I go to the doctor as rarely as possible because when I go, whether for an ingrown toenail or a cold, doctors can only see and diagnose my body. I have gone to an emergency care facility for a sore throat and watched as the doctor wrote, in the diagnosis section, first, “morbid obesity” and, second, “strep throat.”
Doctors generally adhere to the Hippocratic oath, where they swear to abide by an ethical code, where they swear to act, always, in their patients’ best interests. Unless the patient is overweight. I hate going to the doctor because they seem wholly unwilling to follow the Hippocratic oath when it comes to treating obese patients. The words “first do no harm” do not apply to unruly bodies.
There is the humiliation of simply being in the doctor’s office, which is, all too often, ill-equipped for the obese body, despite all the public hysteria about obesity and health. Many scales cannot weigh patients who weigh over 350 pounds. Blood pressure cuffs are always too small, as are the threadbare hospital gowns. It is difficult to climb onto the exam table. It is difficult to lie back, to make myself vulnerable, to be splayed wide open.
There is the humiliation of the scale, of confronting that number or confronting a scale that cannot accommodate my size. And of course, there is the performance of trying to get to my “actual” weight by kicking off my shoes and wishing I could take off all my clothes, cut off my hair, have my vital organs and skeleton removed. Then, maybe, I would be willing to be weighed, measured, judged.

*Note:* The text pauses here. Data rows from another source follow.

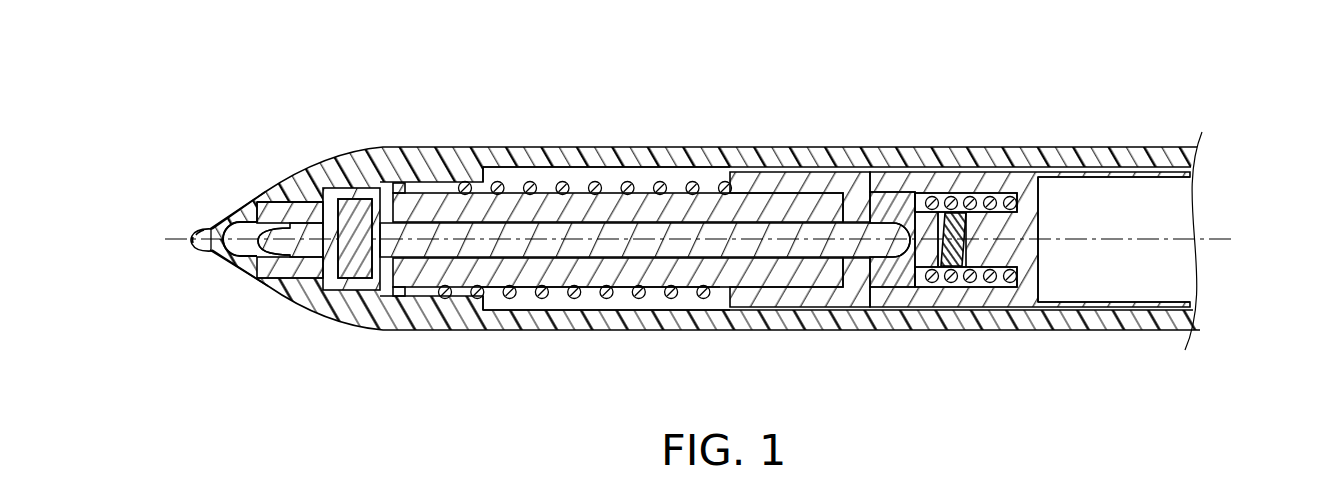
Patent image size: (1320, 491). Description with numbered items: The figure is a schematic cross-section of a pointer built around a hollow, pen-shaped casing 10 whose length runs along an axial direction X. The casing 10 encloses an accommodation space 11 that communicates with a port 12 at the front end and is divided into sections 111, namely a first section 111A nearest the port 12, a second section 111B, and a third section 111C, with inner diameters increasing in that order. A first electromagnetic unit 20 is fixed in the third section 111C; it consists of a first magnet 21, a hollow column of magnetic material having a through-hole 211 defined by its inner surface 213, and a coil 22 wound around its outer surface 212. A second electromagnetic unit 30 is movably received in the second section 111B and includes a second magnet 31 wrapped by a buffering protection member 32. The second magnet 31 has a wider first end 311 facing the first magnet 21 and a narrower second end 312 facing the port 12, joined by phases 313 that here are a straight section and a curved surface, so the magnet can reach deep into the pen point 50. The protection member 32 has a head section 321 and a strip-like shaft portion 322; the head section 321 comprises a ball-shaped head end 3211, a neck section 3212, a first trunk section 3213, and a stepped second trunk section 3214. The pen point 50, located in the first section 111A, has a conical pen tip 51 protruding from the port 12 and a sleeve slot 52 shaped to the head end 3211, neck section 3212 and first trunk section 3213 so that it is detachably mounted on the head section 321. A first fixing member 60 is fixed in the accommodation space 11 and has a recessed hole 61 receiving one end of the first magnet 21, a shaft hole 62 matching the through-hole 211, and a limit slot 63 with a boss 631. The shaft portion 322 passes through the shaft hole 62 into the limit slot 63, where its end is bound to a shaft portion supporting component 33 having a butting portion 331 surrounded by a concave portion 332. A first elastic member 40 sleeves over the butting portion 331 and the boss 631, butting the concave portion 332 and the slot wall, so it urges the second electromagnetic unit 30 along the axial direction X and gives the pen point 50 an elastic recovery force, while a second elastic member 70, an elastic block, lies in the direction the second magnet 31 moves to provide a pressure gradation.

The casing 10 is at (690, 200).
The accommodation space 11 is at (551, 180).
The sections 111 is at (454, 180).
The first section 111A is at (283, 195).
The second section 111B is at (330, 186).
The third section 111C is at (487, 168).
The port 12 is at (252, 212).
The first electromagnetic unit 20 is at (618, 219).
The first magnet 21 is at (618, 241).
The through-hole 211 is at (596, 272).
The outer surface 212 is at (517, 282).
The inner surface 213 is at (683, 270).
The coil 22 is at (748, 87).
The second electromagnetic unit 30 is at (232, 220).
The second magnet 31 is at (352, 212).
The first end 311 is at (425, 214).
The second end 312 is at (252, 204).
The phases 313 is at (282, 203).
The protection member 32 is at (538, 268).
The head section 321 is at (273, 297).
The head end 3211 is at (250, 261).
The neck section 3212 is at (262, 262).
The first trunk section 3213 is at (292, 276).
The second trunk section 3214 is at (344, 275).
The shaft portion 322 is at (413, 262).
The shaft portion supporting component 33 is at (966, 311).
The butting portion 331 is at (950, 284).
The concave portion 332 is at (928, 272).
The first elastic member 40 is at (1008, 186).
The pen point 50 is at (151, 246).
The pen tip 51 is at (192, 241).
The sleeve slot 52 is at (205, 231).
The first fixing member 60 is at (960, 241).
The recessed hole 61 is at (791, 180).
The shaft hole 62 is at (872, 215).
The limit slot 63 is at (1030, 241).
The boss 631 is at (1010, 250).
The second elastic member 70 is at (999, 302).
The axial direction X is at (1228, 238).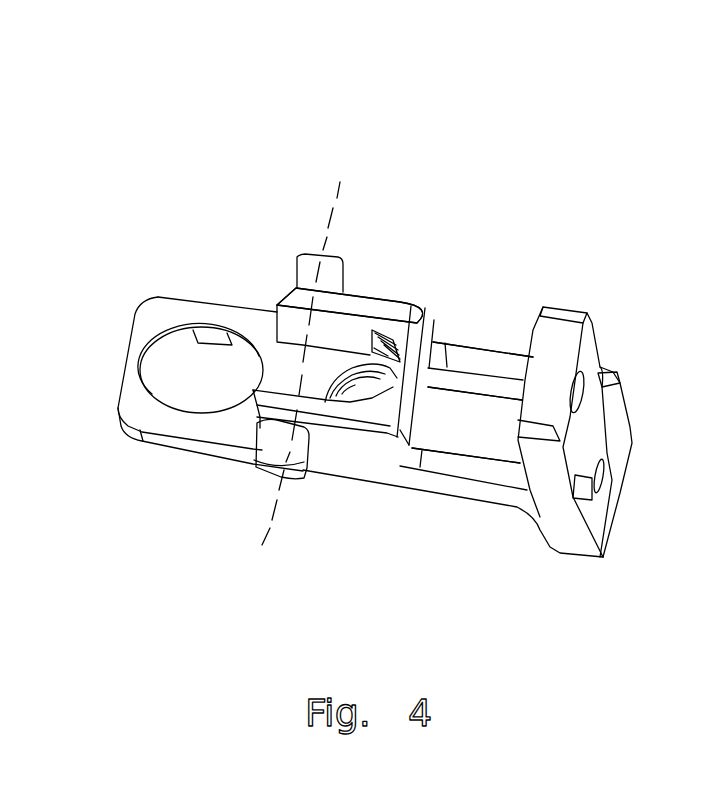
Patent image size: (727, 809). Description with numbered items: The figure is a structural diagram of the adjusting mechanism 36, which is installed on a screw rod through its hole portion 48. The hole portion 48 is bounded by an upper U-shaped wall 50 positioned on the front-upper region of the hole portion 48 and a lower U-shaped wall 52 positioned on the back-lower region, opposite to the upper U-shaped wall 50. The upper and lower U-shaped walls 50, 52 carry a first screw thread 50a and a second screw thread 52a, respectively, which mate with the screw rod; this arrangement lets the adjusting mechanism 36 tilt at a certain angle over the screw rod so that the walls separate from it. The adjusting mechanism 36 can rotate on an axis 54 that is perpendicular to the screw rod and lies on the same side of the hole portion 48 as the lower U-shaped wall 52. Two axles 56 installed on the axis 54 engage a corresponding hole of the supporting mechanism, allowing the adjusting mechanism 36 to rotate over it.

When a nurse asks me to step on the scale, I often decline, tell her that I know how much I weigh. I tell her I am happy to share that number with her. Because when I do get on the scale, few nurses can hide their disdain or their disgust as my weight appears on the digital readout. Or they look at me with pity, which is almost worse because my body is simply my body, not something that demands pity.

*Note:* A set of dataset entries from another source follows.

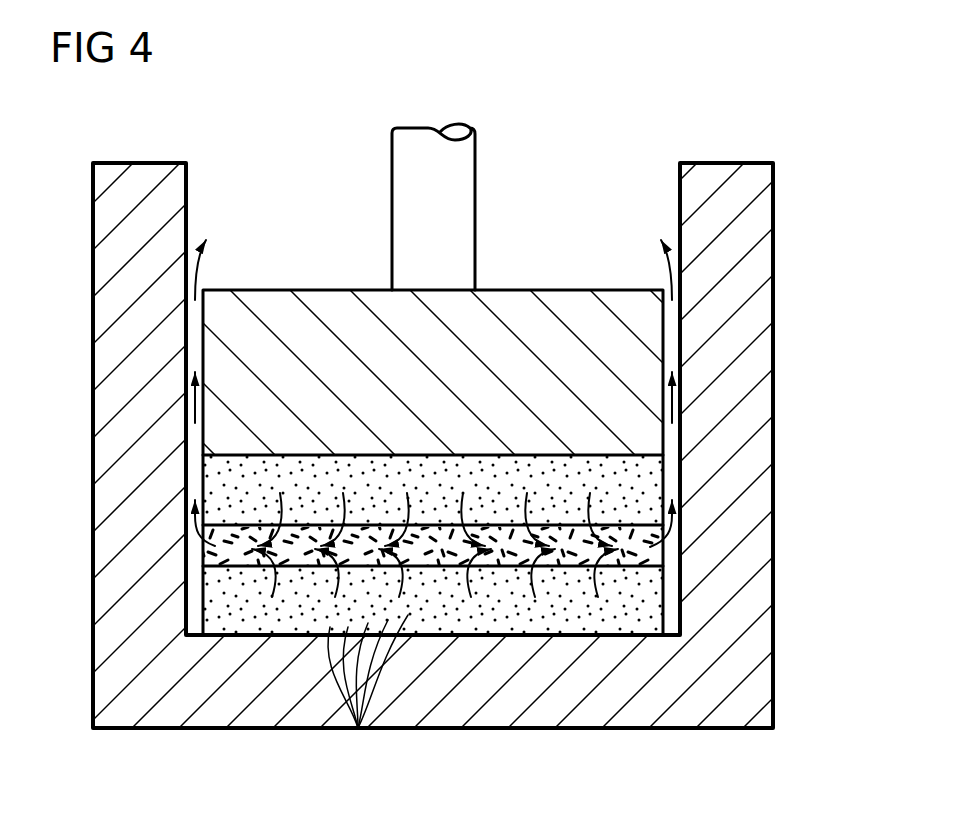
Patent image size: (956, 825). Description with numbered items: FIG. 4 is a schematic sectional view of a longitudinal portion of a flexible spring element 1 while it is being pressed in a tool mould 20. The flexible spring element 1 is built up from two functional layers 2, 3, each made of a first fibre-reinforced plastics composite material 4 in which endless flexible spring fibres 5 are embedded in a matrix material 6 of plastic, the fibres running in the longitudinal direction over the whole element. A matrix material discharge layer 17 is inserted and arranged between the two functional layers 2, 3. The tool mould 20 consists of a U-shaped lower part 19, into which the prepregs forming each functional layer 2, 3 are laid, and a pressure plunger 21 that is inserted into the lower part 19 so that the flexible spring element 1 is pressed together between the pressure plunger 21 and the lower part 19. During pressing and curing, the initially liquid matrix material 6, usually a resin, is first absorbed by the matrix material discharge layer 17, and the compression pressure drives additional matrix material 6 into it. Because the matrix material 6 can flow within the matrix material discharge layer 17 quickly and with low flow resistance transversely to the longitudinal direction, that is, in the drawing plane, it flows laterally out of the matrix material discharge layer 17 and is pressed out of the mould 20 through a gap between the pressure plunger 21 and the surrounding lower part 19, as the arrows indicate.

The flexible spring element 1 is at (184, 603).
The functional layer 2 is at (668, 466).
The functional layer 3 is at (668, 606).
The first fibre-reinforced plastics composite material 4 is at (520, 634).
The flexible spring fibres 5 is at (358, 728).
The matrix material 6 is at (438, 627).
The matrix material discharge layer 17 is at (668, 549).
The lower part 19 is at (762, 541).
The tool mould 20 is at (766, 118).
The pressure plunger 21 is at (565, 300).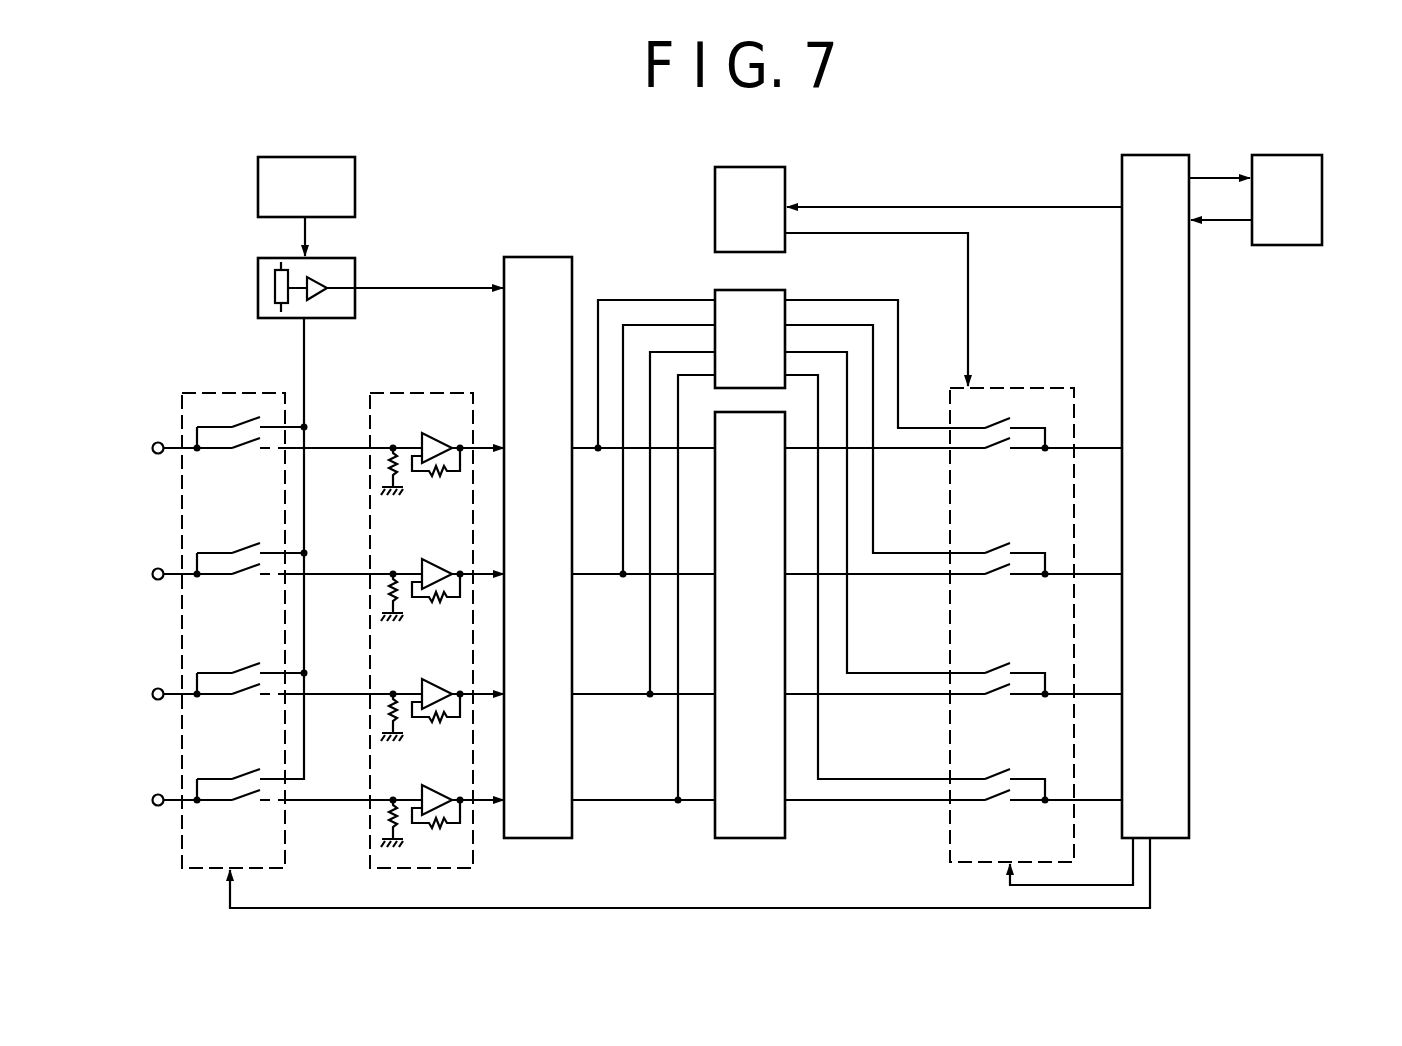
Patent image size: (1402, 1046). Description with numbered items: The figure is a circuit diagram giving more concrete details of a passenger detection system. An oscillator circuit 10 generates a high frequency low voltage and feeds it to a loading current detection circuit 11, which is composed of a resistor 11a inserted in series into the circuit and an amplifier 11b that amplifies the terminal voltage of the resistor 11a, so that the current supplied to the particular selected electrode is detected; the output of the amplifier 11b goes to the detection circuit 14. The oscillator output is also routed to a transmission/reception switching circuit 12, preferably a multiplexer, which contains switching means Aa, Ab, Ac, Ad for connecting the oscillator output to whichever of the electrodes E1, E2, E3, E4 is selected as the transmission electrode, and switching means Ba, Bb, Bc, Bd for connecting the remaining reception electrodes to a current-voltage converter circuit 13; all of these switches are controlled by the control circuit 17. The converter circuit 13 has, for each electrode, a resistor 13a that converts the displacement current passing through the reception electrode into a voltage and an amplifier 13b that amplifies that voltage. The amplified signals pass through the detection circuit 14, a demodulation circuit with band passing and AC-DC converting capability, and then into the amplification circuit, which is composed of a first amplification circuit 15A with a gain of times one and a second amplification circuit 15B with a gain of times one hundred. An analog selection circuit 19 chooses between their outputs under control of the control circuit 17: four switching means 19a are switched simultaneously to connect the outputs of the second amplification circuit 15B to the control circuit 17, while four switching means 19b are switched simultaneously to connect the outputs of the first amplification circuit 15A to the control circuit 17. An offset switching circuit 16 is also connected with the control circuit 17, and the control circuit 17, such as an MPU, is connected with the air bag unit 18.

The oscillator circuit 10 is at (258, 189).
The loading current detection circuit 11 is at (258, 289).
The resistor 11a is at (270, 307).
The amplifier 11b is at (327, 273).
The transmission/reception switching circuit 12 is at (215, 392).
The current-voltage converter circuit 13 is at (422, 393).
The resistor 13a is at (388, 478).
The amplifier 13b is at (438, 444).
The detection circuit 14 is at (540, 257).
The first amplification circuit 15A is at (785, 830).
The second amplification circuit 15B is at (715, 311).
The offset switching circuit 16 is at (715, 213).
The control circuit 17 is at (1165, 125).
The air bag unit 18 is at (1291, 155).
The analog selection circuit 19 is at (1029, 387).
The switching means 19a is at (1000, 420).
The switching means 19b is at (998, 452).
The switching means Aa is at (244, 424).
The switching means Ba is at (254, 448).
The switching means Ab is at (244, 550).
The switching means Bb is at (254, 574).
The switching means Ac is at (244, 670).
The switching means Bc is at (254, 694).
The switching means Ad is at (244, 776).
The switching means Bd is at (254, 800).
The electrode E1 is at (152, 447).
The electrode E2 is at (152, 573).
The electrode E3 is at (152, 693).
The electrode E4 is at (152, 799).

In the examination room, I hold my hands in tight fists. I am on guard, ready to fight, and really, I do have to fight, for my dignity, for the right to basic medical treatment.
Because doctors know the challenges the obese body can contend with, they are surprised to learn I am not diabetic. They are surprised to learn I am not on a hundred medications. Or they are not surprised to learn I have high blood pressure. They look at that number and offer stern admonitions about the importance of losing weight and getting my numbers back under control. This is when they are happiest, when they can try and use their expertise to force me to discipline my body.

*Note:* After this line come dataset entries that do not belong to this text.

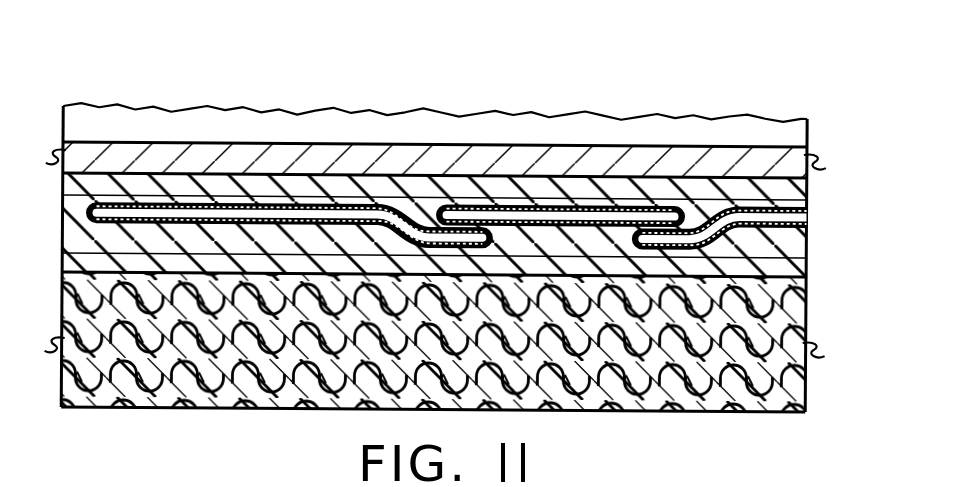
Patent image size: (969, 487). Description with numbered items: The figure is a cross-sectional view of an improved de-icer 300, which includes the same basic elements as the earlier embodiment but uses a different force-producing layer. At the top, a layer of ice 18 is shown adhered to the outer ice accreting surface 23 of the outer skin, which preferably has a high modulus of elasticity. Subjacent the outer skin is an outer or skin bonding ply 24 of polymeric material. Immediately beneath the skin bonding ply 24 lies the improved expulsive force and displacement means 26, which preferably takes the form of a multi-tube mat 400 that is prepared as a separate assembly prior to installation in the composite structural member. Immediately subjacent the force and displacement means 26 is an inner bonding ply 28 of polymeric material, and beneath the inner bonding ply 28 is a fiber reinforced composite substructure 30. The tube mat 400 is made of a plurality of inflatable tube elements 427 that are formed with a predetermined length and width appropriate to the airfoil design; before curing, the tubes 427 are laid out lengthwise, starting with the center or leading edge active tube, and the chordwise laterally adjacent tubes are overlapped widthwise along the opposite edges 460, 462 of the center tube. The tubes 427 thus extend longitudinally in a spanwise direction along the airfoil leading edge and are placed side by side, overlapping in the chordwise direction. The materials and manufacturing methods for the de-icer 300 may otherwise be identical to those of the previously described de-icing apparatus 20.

The de-icer 300 is at (177, 120).
The layer of ice 18 is at (133, 118).
The de-icing apparatus 20 is at (748, 162).
The outer ice accreting surface 23 is at (604, 174).
The skin bonding ply 24 is at (800, 186).
The expulsive force and displacement means 26 is at (812, 196).
The inner bonding ply 28 is at (798, 263).
The fiber reinforced composite substructure 30 is at (800, 393).
The multi-tube mat 400 is at (477, 176).
The inflatable tube elements 427 is at (252, 188).
The edge of the center tube 460 is at (437, 198).
The edge of the center tube 462 is at (684, 198).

As a result, I don’t go to the doctor unless it is absolutely necessary even though I now have good health insurance and have always had every right to be treated fairly and kindly. I don’t go to the doctor even though I’ve had an undiagnosed chronic stomach condition that is, at times, debilitating, for at least ten years. Doctors are supposed to first do no harm, but when it comes to fat bodies, most doctors seem fundamentally incapable of heeding their oath.